Written by Anonymous Visitor and posted in South East

Although outwardly fairly pleasant, with houses, offices and shops like many other identikit London suburbs, it is not so much the general architecture which makes Sunbury immediately identifiable as a chav haven (not many ugly tower blocks, fly-overs and graffiti-ridden underpasses), but rather the disproportionate number of chavs themselves that seem to appear out of nowhere and permeate the entire general area. Don’t be deceived by the seemingly unremarkable, one might say charming atmosphere if you decide to visit in the week. One look at some of the locals out in force during the evenings and weekends will almost immediately dispel any desire you may have to hang around for any great length of time.

With the lack of local night spots or, indeed, anything else to speak of, gangs of horrid little Burberry-clad ‘yoovz’ loiter with intent around the shops and street corners (Sunbury Cross being particularly popular), revving up their pathetic little farting bikes, shouting their hilariously idiotic ‘bling’ speak at each other and bewildered passers-by, waiting for old ladies to mug and shop staff to hassle.

Plastic McDonalds containers, crisp packets and lager tins drift erratically in the wind like deranged creatures, intoxicated by the ever-present diesel fumes and jettisoned aircraft fuel, as chavmobiles with ‘chrome’ alloys splutter past with the latest must-have ‘Rubbish n’ Bollocks’ track blaring out the open windows at a ball-breaking volume.

The Sunbury Chav has a rather interesting accent – a peculiar blend of EastEnders ‘mockney’ and jobsworth’s whine, and it always gives you that uncanny sense that it is going to scrounge some change or steal your phone. You would be right to trust your instincts. I’ve been beaten up for a cigarette.

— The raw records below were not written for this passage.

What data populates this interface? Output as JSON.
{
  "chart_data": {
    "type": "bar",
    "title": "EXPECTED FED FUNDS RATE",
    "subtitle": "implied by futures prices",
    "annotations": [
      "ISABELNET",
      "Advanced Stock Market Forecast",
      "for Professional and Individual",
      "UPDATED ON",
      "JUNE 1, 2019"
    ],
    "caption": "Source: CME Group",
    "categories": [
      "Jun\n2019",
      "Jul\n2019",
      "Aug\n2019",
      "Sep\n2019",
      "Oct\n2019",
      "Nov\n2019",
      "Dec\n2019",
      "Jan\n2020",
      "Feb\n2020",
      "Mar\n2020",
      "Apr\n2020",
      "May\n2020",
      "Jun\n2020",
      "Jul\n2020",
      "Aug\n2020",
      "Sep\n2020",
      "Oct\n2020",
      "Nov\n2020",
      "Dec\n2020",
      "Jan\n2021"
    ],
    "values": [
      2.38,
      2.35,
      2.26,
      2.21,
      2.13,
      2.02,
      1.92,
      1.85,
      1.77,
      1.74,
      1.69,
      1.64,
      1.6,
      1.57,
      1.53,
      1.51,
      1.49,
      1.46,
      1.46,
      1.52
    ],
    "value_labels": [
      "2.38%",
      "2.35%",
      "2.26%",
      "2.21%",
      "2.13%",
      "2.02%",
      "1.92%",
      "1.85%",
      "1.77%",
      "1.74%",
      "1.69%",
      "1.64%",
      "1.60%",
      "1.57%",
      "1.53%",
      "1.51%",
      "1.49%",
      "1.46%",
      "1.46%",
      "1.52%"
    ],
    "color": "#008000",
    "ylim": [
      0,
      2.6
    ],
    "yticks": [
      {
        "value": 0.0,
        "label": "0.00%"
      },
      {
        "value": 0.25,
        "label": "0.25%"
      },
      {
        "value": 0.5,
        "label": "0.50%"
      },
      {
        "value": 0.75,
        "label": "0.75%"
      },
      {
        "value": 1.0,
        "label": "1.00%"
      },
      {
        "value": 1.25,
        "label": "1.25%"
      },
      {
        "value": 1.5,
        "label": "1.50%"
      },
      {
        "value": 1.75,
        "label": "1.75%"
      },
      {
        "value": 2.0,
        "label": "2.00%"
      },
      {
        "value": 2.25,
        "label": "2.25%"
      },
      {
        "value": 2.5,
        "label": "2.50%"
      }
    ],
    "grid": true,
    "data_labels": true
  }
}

The night air is alive with the cheery sound of blown exhausts emanating from the battered, Max Power-esque, and almost always illegal fleet of Kevmobile Novas that tear-arse around the place in pursuit of their next drug deal. Never far away is the merry tinkle of broken glass from a newly-trashed phone booth or shop window, or the slightly more resonant crunch of a vodka bottle on an expensively-painted car. Seldom does a night go by without the dulcet, orgasmic squealing of spoilt, brutal girl thugs, shrieking with wet-knickered ecstasy as the horrific wounds of yet another hospitalised victim mark the climax of yet another sweat-sodden, blood-curdlingly orgiastic rampage of wanton, intensely nasty violence. ‘Girl Power’ has gone appallingly wrong. And occasionally you can hear the ever-impressive ‘whoomph’ of a stolen car bursting into flames in one of the parks or open areas, followed by the inevitable police sirens and demented laughter of the perpetrators.

So much for the chav yoof. Sunbury and the surrounding area is the natural habitat of Van Man. If you are not familiar with this most egregious offshoot of the chav species, let me help you identify an example. Lumbering, loud, thick and thoroughly obnoxious, with a big belly, big gob, tiny brain and tiny dick, Van Man is the most irritating of all the pustules on the face of everyday existence. At all times of the day these morons can be found cluttering up all the local roads in their knackered old vans, yelling at each other and battling for road space like a cluster of flies excitedly and interminably squabbling over a rancid portion of two day old vomit. Get in their way, however unintentionally or temporarily, and oh boy, are you in trouble. Consider yourself lucky to get away with just a barrage of abuse; usually this is accompanied by a very real physical threat.

Weekends are when the concepts of Sunbury Chavs and Van Men are transformed into a profoundly disturbing reality. Turning up at the sacred church of Tesco in their thousands to worship the mighty deity of Mass Retail in their wives’ 4x4s, vans (of course) and souped-up Ford Orions, the weekend shop is a heaving mass of attitudes, of shaven heads, tattoos, hoop-earrings, baseball-capped Neanderthals; screaming, malodorous children and aggressive, loud, moist-looking women who surreptitiously play with themselves in the checkout queue. One big catastrophic congregation fuelled by equal measures of bile, greed, and the will to destroy.

Sunbury is the start of the M3, that long road that takes you into the comparative civilisation of elsewhere. Every Monday is signified by the melancholic monotone of heavy traffic largely absent during the weekend, bemoaning the start of yet another week in chavdom and the fact that you haven’t escaped yet. You plonker.